Methods The feed-forward NN used is composed by 2 hidden layers of 4 units each, and a single unit in the output. As input, information about time, energy and position for each possible coincidence was used. For training, we used simulated data (GATE) of an extended cylindrical source (1mCi) in a small animal PET scanner. For testing, several phantoms and concentration activities were simulated. A conventional sorting method using a time window and geometrical constraints was also developed.
Results The efficiency (E), defined as the ratio of correctly identified true coincidences to all true coincidences, and the random fraction (RF) were studied. For the NN, the compromise between E and RF was tuned by adjusting the threshold used; for the conventional method E and RF depend on the time window. Given a fixed E, the NN technique yielded RF values always lower than the conventional method.
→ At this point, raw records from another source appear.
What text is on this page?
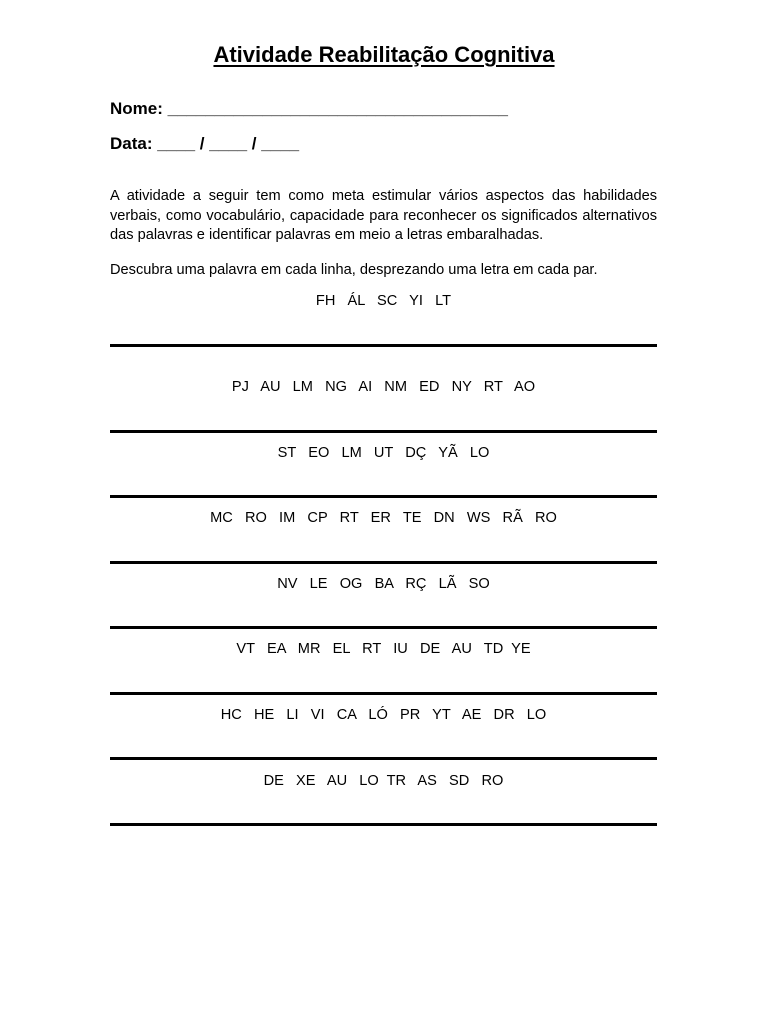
Atividade Reabilitação Cognitiva
Nome: ____________________________________
Data: ____ / ____ / ____

A atividade a seguir tem como meta estimular vários aspectos das habilidades verbais, como vocabulário, capacidade para reconhecer os significados alternativos das palavras e identificar palavras em meio a letras embaralhadas.

Descubra uma palavra em cada linha, desprezando uma letra em cada par.

FH   ÁL   SC   YI   LT
PJ   AU   LM   NG   AI   NM   ED   NY   RT   AO
ST   EO   LM   UT   DÇ   YÃ   LO
MC   RO   IM   CP   RT   ER   TE   DN   WS   RÃ   RO
NV   LE   OG   BA   RÇ   LÃ   SO
VT   EA   MR   EL   RT   IU   DE   AU   TD  YE
HC   HE   LI   VI   CA   LÓ   PR   YT   AE   DR   LO
DE   XE   AU   LO  TR   AS   SD   RO
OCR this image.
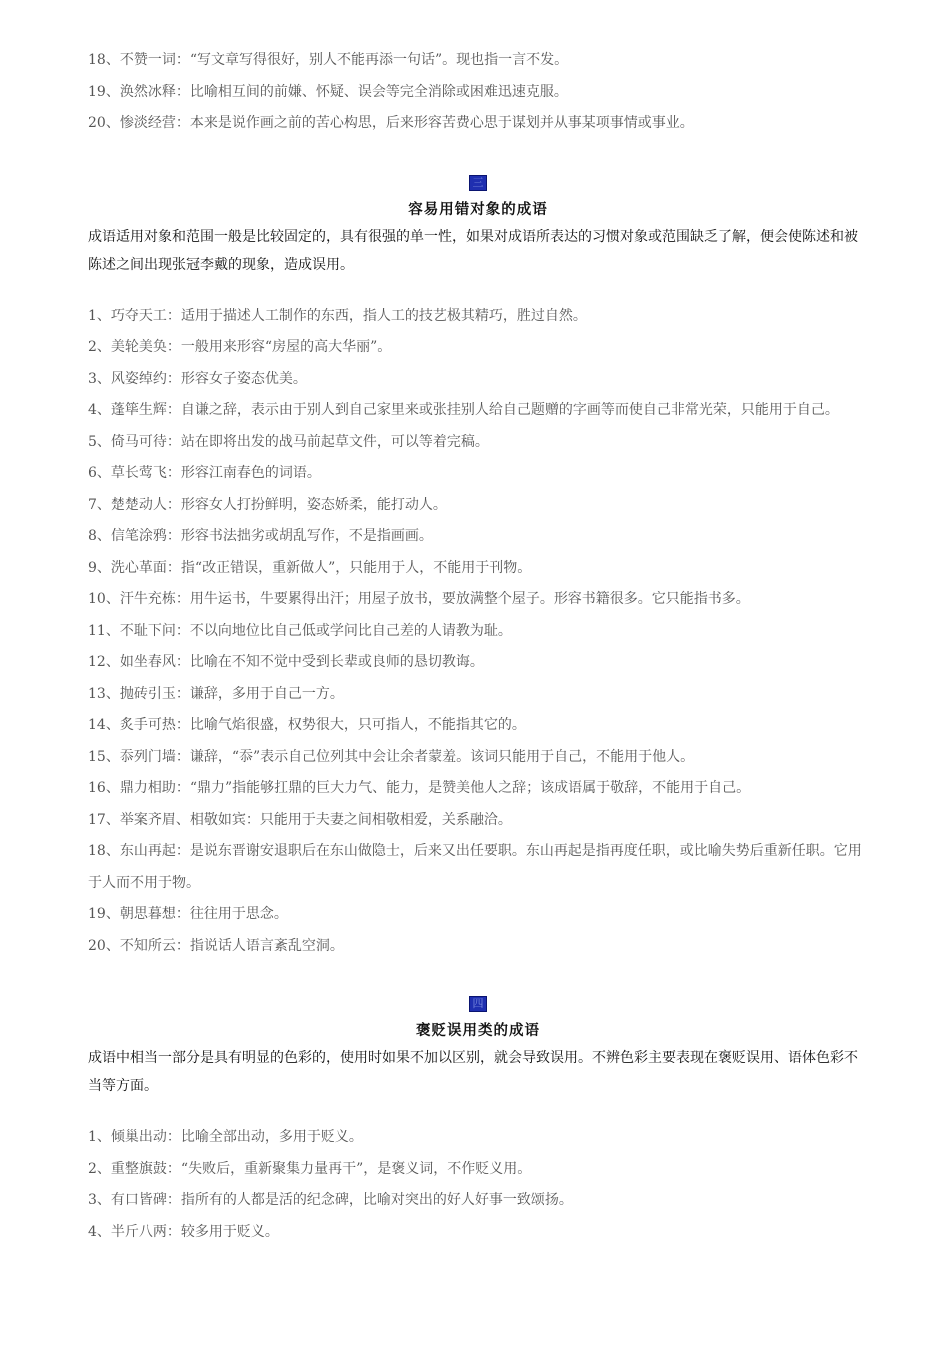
18、不赞一词：“写文章写得很好，别人不能再添一句话”。现也指一言不发。

19、涣然冰释：比喻相互间的前嫌、怀疑、误会等完全消除或困难迅速克服。

20、惨淡经营：本来是说作画之前的苦心构思，后来形容苦费心思于谋划并从事某项事情或事业。

三

容易用错对象的成语

成语适用对象和范围一般是比较固定的，具有很强的单一性，如果对成语所表达的习惯对象或范围缺乏了解，便会使陈述和被陈述之间出现张冠李戴的现象，造成误用。

1、巧夺天工：适用于描述人工制作的东西，指人工的技艺极其精巧，胜过自然。

2、美轮美奂：一般用来形容“房屋的高大华丽”。

3、风姿绰约：形容女子姿态优美。

4、蓬筚生辉：自谦之辞，表示由于别人到自己家里来或张挂别人给自己题赠的字画等而使自己非常光荣，只能用于自己。

5、倚马可待：站在即将出发的战马前起草文件，可以等着完稿。

6、草长莺飞：形容江南春色的词语。

7、楚楚动人：形容女人打扮鲜明，姿态娇柔，能打动人。

8、信笔涂鸦：形容书法拙劣或胡乱写作，不是指画画。

9、洗心革面：指“改正错误，重新做人”，只能用于人，不能用于刊物。

10、汗牛充栋：用牛运书，牛要累得出汗；用屋子放书，要放满整个屋子。形容书籍很多。它只能指书多。

11、不耻下问：不以向地位比自己低或学问比自己差的人请教为耻。

12、如坐春风：比喻在不知不觉中受到长辈或良师的恳切教诲。

13、抛砖引玉：谦辞，多用于自己一方。

14、炙手可热：比喻气焰很盛，权势很大，只可指人，不能指其它的。

15、忝列门墙：谦辞，“忝”表示自己位列其中会让余者蒙羞。该词只能用于自己，不能用于他人。

16、鼎力相助：“鼎力”指能够扛鼎的巨大力气、能力，是赞美他人之辞；该成语属于敬辞，不能用于自己。

17、举案齐眉、相敬如宾：只能用于夫妻之间相敬相爱，关系融洽。

18、东山再起：是说东晋谢安退职后在东山做隐士，后来又出任要职。东山再起是指再度任职，或比喻失势后重新任职。它用于人而不用于物。

19、朝思暮想：往往用于思念。

20、不知所云：指说话人语言紊乱空洞。

四

褒贬误用类的成语

成语中相当一部分是具有明显的色彩的，使用时如果不加以区别，就会导致误用。不辨色彩主要表现在褒贬误用、语体色彩不当等方面。

1、倾巢出动：比喻全部出动，多用于贬义。

2、重整旗鼓：“失败后，重新聚集力量再干”，是褒义词，不作贬义用。

3、有口皆碑：指所有的人都是活的纪念碑，比喻对突出的好人好事一致颂扬。

4、半斤八两：较多用于贬义。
In the NN sinograms, a significant reduction of random coincidences was visible. Correlation coefficients (CC) for the sinograms were calculated, using as reference the sinogram containing only true coincidences. For an off-centered line source (1mCi) and E=92%, CC was 0.98 (NN) and 0.91 (conventional method and time window twice the FWHM).
Conclusions Neural networks are a promising tool for coincidence sorting in PET, capable of reducing the number of randoms while maintaining or even improving the efficiency. We can foresee an improvement in image quality by inspecting the resulting sinograms (dedicated reconstruction algorithms are in progress)